= René Risser =

French mathematician, actuary, artillery officer, administrator, professor and inventor

René Nathan Risser (1869 in Thann, Haut-Rhin – 1958) was a French statistician, mathematician, actuary, artillery officer, government administrator, professor of actuarial science, and inventor.

==Education and career==
Risser graduated from the École polytechnique in 1892 and then graduated from the École d'application de l'artillerie et du génie (School of application of artillery and of engineering) in the Arrondissement of Fontainebleau. In 1898 he became an employee of the Statistique générale de la France (French Bureau of Statistics) upon recommendations from Emmanuel Carvallo and Arthur Fontaine. Upon the advice of Lucien March, Risser oriented his career toward actuarial science and in 1907 joined the government ministry of Travail et de la Prévoyance sociale (labor and social welfare). Initially he was the Insurance Supervisory Commissioner and then became Chief Actuary of the ministry and a member of the board of the Institut des actuaires français. One of his notable appointees was Anatole Weber.

Risser was mobilized as an artillery officer in 1914. During WW I, he developed firing tables for artillery and developed a method of artillery fire in mountainous terrain when he was part of a French detachment to the Italian army in 1918. In 1925 he received from the University of Paris a doctorate in mathematics for his thesis on mechanics Essai sur la théorie des ondes par émersion. His thesis committee consisted of Gabriel Koenigs, Édouard Goursat, and Émile Borel. In 1927 Risser was appointed a professor of actuarial science and insurance at the École polytechnique, a position which he held until his retirement in 1937. In 1938 he was made an honorary professor of the Conservatoire national des arts et métiers (CNAM).
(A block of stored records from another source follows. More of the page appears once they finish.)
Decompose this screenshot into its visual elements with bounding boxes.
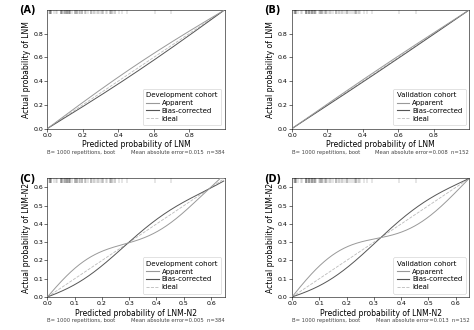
- Legend: Apparent, Bias-corrected, Ideal: Apparent, Bias-corrected, Ideal: [143, 89, 221, 125]
- Text: Mean absolute error=0.013  n=152: Mean absolute error=0.013 n=152: [375, 318, 469, 323]
- Text: (C): (C): [19, 174, 35, 183]
- X-axis label: Predicted probability of LNM-N2: Predicted probability of LNM-N2: [75, 309, 197, 318]
- Y-axis label: Actual probability of LNM: Actual probability of LNM: [266, 21, 275, 118]
- Y-axis label: Actual probability of LNM: Actual probability of LNM: [22, 21, 31, 118]
- Text: Mean absolute error=0.008  n=152: Mean absolute error=0.008 n=152: [375, 150, 469, 155]
- X-axis label: Predicted probability of LNM-N2: Predicted probability of LNM-N2: [319, 309, 442, 318]
- X-axis label: Predicted probability of LNM: Predicted probability of LNM: [326, 141, 435, 149]
- Legend: Apparent, Bias-corrected, Ideal: Apparent, Bias-corrected, Ideal: [393, 257, 466, 293]
- Legend: Apparent, Bias-corrected, Ideal: Apparent, Bias-corrected, Ideal: [393, 89, 466, 125]
- X-axis label: Predicted probability of LNM: Predicted probability of LNM: [82, 141, 191, 149]
- Text: (B): (B): [264, 5, 280, 15]
- Text: (D): (D): [264, 174, 281, 183]
- Text: Mean absolute error=0.015  n=384: Mean absolute error=0.015 n=384: [131, 150, 225, 155]
- Y-axis label: Actual probability of LNM-N2: Actual probability of LNM-N2: [266, 182, 275, 293]
- Text: Mean absolute error=0.005  n=384: Mean absolute error=0.005 n=384: [131, 318, 225, 323]
- Text: B= 1000 repetitions, boot: B= 1000 repetitions, boot: [292, 318, 360, 323]
- Text: (A): (A): [19, 5, 36, 15]
- Text: B= 1000 repetitions, boot: B= 1000 repetitions, boot: [47, 150, 116, 155]
- Text: B= 1000 repetitions, boot: B= 1000 repetitions, boot: [292, 150, 360, 155]
- Y-axis label: Actual probability of LNM-N2: Actual probability of LNM-N2: [22, 182, 31, 293]
- Text: B= 1000 repetitions, boot: B= 1000 repetitions, boot: [47, 318, 116, 323]
- Legend: Apparent, Bias-corrected, Ideal: Apparent, Bias-corrected, Ideal: [143, 257, 221, 293]
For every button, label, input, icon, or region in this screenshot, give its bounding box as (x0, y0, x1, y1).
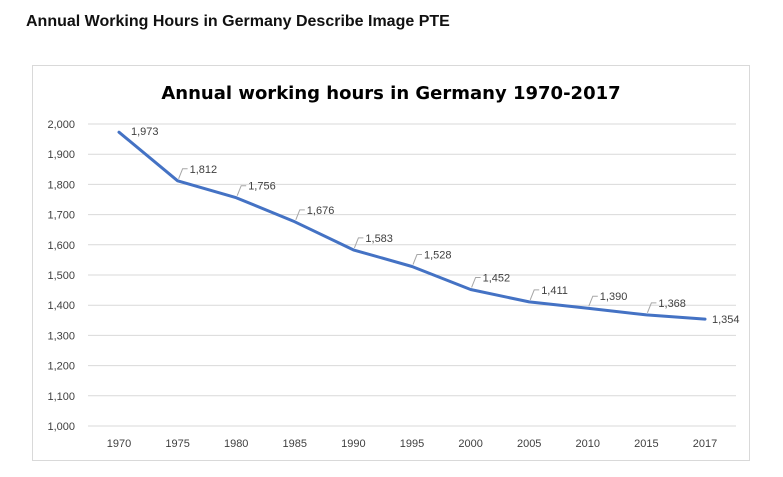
label-leader-line (588, 295, 598, 307)
y-axis-ticks: 1,000 1,100 1,200 1,300 1,400 1,500 1,600 1,700… (47, 119, 75, 433)
y-tick-label: 1,800 (47, 179, 75, 191)
chart-title: Annual working hours in Germany 1970-201… (161, 83, 620, 104)
y-tick-label: 1,900 (47, 149, 75, 161)
x-tick-label: 2017 (693, 438, 717, 450)
chart-frame: Annual working hours in Germany 1970-201… (32, 65, 750, 461)
series-line (117, 130, 707, 321)
y-tick-label: 1,700 (47, 210, 75, 222)
x-tick-label: 1970 (107, 438, 131, 450)
y-tick-label: 1,500 (47, 270, 75, 282)
data-label: 1,583 (365, 233, 393, 245)
label-leader-line (353, 237, 364, 249)
data-label: 1,528 (424, 250, 452, 262)
x-tick-label: 2015 (634, 438, 658, 450)
label-leader-line (471, 276, 481, 288)
x-tick-label: 1995 (400, 438, 424, 450)
line-chart: Annual working hours in Germany 1970-201… (47, 83, 740, 450)
x-tick-label: 1980 (224, 438, 248, 450)
y-tick-label: 1,000 (47, 421, 75, 433)
data-label: 1,368 (658, 298, 686, 310)
data-label: 1,354 (712, 314, 740, 326)
data-label: 1,676 (307, 205, 335, 217)
data-label: 1,812 (190, 164, 218, 176)
label-leader-line (295, 209, 305, 221)
data-labels: 1,973 1,812 1,756 1,676 1,583 1,528 1,452 1,411… (131, 126, 740, 326)
series-line-path (117, 130, 707, 321)
x-tick-label: 2005 (517, 438, 541, 450)
data-label: 1,973 (131, 126, 159, 138)
label-leader-line (646, 302, 657, 314)
label-leader-line (412, 254, 422, 265)
page-heading: Annual Working Hours in Germany Describe… (26, 13, 450, 30)
x-tick-label: 1990 (341, 438, 365, 450)
y-tick-label: 1,200 (47, 361, 75, 373)
data-label: 1,411 (541, 285, 568, 297)
x-tick-label: 1975 (165, 438, 189, 450)
label-leader-line (178, 168, 188, 179)
x-axis-ticks: 1970 1975 1980 1985 1990 1995 2000 2005 2010 2015… (107, 438, 717, 450)
y-tick-label: 2,000 (47, 119, 75, 131)
data-label: 1,390 (600, 291, 628, 303)
x-tick-label: 1985 (283, 438, 307, 450)
y-tick-label: 1,600 (47, 240, 75, 252)
y-tick-label: 1,300 (47, 330, 75, 342)
label-leader-line (236, 185, 247, 196)
x-tick-label: 2010 (576, 438, 600, 450)
label-leader-line (529, 289, 540, 301)
y-tick-label: 1,100 (47, 391, 75, 403)
y-tick-label: 1,400 (47, 300, 75, 312)
x-tick-label: 2000 (458, 438, 482, 450)
gridlines (88, 123, 736, 427)
data-label: 1,452 (483, 272, 511, 284)
data-label: 1,756 (248, 181, 276, 193)
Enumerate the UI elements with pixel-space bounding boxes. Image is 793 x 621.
In 1911 Risser was awarded the Prix Montyon in statistics. He was an Invited Speaker of the ICM in 1924 in Toronto, in 1928 in Bologna, and in 1932 in Zurich.

==Selected publications==
===Articles===
- "Coût de la loi sur les retraites ouvrières et paysannes pour le premier exercice." Journal de la société française de statistique 52 (1911): 385–415.
- "Exposé des principes de la statistique mathématique. Considérations générales." Journal de la société française de statistique 76 (1935): 281–318.
- "Chronique des banques et marchés monétaires." Journal de la société française de statistique 78 (1937): 75–79.
- "Rien et l'infini." Journal de la société française de statistique 89 (1948): 28–42.
- "A propos de l'application de la loi de Gauss." Journal de la société française de statistique 91 (1950): 210–218.

===Books===
- Les applications de la statistique à la démographie et à la biologie. Gauthier-Villars, 1932, 255 pages.
- with Claude Émile Traynard: Les principes de la statistique mathématique. Vol. 1. Gauthier-Villars, 1933, 338 pages.